Nigeria's military cannot meet the president's December deadline to crush Boko Haram's Islamic uprising, and Nigerians must expect suicide bombings to continue, a government spokesman said Thursday.
Air Commodore Yusuf Anas of the Center for Crisis Communication said the deadline "may be unrealistic" and warned Nigerians not to view December as a "sacrosanct date when all suicide bombings will end."
The 6-year-old uprising already has killed 20,000 people and driven 2.3 million from the homes. Millions of dollars worth of property has been destroyed.
"The timeline on when to stop the insurgents from activating sleeper cells and detonating bombs into soft targets in any part of the country, especially in the frontline states, is therefore not tenable."
Forces from Nigeria and neighboring Chad earlier this year drove the extremists out of areas in which they had proclaimed an Islamic caliphate. Recently, the Nigerian Air Force and ground troops have reported destroying numerous Boko Haram camps and freeing more than 1,000 kidnap victims.
In June, President Muhammadu Buhari ordered the military to crush the insurgency by December, but the extremists have pushed back with village raids and urban suicide bombings that have killed more than 1,500 people.

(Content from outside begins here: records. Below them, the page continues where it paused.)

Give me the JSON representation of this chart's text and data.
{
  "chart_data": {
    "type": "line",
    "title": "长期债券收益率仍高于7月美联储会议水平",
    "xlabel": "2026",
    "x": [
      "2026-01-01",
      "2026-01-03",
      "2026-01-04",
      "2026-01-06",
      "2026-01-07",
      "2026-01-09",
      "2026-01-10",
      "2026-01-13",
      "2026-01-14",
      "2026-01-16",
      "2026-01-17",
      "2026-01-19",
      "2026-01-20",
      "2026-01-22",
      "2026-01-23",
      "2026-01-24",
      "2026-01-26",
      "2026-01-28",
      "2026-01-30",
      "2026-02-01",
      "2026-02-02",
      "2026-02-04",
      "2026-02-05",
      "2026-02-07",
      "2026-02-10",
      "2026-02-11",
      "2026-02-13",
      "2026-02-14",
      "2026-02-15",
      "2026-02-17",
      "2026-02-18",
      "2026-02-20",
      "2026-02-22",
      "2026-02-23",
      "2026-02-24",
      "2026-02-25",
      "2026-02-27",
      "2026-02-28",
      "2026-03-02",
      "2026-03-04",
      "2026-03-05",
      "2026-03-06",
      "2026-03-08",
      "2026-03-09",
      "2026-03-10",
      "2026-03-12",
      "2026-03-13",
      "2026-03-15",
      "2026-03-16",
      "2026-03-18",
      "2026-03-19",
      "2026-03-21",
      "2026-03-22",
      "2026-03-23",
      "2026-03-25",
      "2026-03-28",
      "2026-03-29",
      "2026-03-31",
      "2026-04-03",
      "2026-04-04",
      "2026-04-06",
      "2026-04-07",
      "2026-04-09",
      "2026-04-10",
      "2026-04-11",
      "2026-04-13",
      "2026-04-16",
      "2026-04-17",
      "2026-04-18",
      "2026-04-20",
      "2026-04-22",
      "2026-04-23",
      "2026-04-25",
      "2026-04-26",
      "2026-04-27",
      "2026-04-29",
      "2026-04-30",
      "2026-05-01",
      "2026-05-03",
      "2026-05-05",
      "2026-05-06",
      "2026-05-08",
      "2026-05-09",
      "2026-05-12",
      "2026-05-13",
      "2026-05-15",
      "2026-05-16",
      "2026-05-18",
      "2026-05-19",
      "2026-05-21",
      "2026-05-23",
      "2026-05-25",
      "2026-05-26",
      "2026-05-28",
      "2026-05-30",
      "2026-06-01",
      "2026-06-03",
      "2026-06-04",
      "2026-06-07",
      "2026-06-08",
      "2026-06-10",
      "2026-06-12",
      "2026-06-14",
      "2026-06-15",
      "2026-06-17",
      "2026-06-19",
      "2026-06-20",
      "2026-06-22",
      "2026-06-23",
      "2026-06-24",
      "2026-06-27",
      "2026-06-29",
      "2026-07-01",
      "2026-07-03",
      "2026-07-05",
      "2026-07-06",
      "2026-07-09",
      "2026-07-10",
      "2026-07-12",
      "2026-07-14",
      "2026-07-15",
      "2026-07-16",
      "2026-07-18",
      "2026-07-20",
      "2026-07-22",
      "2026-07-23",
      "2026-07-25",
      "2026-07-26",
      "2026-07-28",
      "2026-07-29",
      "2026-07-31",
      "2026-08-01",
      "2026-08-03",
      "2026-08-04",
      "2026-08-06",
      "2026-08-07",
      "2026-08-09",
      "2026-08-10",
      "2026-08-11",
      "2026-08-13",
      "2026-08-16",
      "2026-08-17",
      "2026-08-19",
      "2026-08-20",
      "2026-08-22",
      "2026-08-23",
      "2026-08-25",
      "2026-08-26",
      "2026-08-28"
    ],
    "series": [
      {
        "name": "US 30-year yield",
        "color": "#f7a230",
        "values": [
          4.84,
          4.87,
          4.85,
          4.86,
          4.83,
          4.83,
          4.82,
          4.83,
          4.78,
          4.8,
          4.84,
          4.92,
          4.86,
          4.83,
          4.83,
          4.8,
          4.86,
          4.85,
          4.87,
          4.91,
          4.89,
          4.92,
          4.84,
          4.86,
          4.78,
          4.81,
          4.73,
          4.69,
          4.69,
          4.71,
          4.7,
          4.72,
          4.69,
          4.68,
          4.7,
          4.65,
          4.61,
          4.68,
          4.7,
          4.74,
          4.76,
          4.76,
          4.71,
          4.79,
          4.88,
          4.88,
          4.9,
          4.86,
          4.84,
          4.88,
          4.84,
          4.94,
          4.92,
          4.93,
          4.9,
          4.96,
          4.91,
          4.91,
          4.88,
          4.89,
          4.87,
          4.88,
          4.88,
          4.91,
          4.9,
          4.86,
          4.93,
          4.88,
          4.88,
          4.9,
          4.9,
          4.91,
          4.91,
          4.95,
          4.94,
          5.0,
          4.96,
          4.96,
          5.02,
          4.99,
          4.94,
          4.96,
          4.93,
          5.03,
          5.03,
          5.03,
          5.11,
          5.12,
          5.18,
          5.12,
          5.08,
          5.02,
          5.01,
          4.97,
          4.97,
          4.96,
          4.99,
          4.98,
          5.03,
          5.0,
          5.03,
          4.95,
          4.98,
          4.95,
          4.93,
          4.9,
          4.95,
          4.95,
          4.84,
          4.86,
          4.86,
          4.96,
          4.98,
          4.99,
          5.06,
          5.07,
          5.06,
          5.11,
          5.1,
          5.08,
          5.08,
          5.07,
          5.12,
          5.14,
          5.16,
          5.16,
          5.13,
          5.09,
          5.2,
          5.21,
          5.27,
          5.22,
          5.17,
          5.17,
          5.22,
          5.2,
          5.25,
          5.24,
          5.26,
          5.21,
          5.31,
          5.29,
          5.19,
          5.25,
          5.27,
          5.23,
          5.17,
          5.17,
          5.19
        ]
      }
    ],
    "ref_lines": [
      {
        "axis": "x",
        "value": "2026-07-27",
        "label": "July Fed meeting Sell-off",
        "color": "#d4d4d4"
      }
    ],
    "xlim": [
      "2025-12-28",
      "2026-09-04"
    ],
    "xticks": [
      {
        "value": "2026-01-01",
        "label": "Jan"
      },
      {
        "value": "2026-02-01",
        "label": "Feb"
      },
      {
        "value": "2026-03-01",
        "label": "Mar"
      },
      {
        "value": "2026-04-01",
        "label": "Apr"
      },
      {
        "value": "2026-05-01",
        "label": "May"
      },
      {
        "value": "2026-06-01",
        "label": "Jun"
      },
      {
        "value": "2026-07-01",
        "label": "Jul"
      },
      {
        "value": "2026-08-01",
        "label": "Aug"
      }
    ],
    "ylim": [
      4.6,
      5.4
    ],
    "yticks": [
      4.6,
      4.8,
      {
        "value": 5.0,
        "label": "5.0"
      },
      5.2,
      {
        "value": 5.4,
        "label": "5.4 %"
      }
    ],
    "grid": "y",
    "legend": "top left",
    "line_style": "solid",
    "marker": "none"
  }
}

Last month, Buhari told the commander of the U.S. Africa Command, Gen. David Rodriguez, that improved training, weapons, logistics and welfare had well-positioned Nigerian forces to break the back of the uprising.
"Structured attacks by the insurgents have reduced and by the end of the year, we should see the final routing of Boko Haram as an organized fighting force," Buhari said.
Boko Haram was named the world's most deadly extremist group in the Global Terrorism Index last week, with 6,644 deaths attributed to it in 2014 — more than any other extremist group.